Rajoy has promised to introduce legislation calling for a raise in the retirement age and to make it more difficult for Spaniards to take on part-time retirement benefits. Some analysts believe that the new pledges are part of the Popular Party (PP) government’s strategy to show that it is implementing harsher reforms in an effort to convince Brussels not to force more bitter medicine on Spaniards — as it did in Greece, Portugal and Ireland — when the bailout funds are eventually requested.
In an interview published on Sunday in Abc, Economy Minister Luis de Guindos said that he didn’t think that Brussels would impose stricter measures because Spain has already taken the initiative of its own accord.

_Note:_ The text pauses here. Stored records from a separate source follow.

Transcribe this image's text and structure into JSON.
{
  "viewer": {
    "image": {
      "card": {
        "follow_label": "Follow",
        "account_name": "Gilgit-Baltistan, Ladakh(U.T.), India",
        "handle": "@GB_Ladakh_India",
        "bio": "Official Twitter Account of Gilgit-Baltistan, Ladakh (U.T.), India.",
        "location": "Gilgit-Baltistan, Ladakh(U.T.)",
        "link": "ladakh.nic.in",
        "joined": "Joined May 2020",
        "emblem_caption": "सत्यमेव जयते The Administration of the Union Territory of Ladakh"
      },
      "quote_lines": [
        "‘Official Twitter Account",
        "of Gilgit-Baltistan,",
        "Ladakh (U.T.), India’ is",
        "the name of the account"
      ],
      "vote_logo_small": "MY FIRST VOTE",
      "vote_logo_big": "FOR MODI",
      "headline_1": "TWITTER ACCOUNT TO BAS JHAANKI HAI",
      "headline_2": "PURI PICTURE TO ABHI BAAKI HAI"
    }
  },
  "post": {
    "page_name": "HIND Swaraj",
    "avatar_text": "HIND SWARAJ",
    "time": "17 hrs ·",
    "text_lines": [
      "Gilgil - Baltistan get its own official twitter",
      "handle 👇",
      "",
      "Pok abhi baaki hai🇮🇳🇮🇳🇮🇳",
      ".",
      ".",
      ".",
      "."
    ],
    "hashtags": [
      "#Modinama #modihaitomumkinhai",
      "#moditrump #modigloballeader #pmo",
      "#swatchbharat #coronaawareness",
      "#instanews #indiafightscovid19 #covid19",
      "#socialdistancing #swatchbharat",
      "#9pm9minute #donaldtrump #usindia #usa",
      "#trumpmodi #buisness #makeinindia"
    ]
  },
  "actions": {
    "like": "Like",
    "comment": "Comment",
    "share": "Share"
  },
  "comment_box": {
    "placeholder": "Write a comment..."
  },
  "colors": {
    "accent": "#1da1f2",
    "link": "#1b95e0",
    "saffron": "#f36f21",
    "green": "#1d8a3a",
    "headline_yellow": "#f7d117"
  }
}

De Guindos also said Madrid wasn’t in a rush to ask for a European bailout and would wait until the ECB lays out the conditions for such assistance, adding that the government has covered 70 percent of its financing needs for this year.
ECB President Mario Draghi said last Thursday that the conditions in which his institution would resume its bond-purchasing program would be outlined in about two weeks, suggesting that the ESF and ESM would be used for that purpose.
Meanwhile, the Socialists have demanded that Rajoy cut short his vacation in his native Galicia and appear before Congress with Finance Minister Cristóbal Montoro. Socialist lawmakers formally filed the petition on Monday in the congressional register asking them to explain projected budget cuts for 2013 and 2014. The Cabinet last Friday approved some 38.9 billion euros in cuts for next year, and 50 billion for 2014 as part of a proposal sent to Brussels.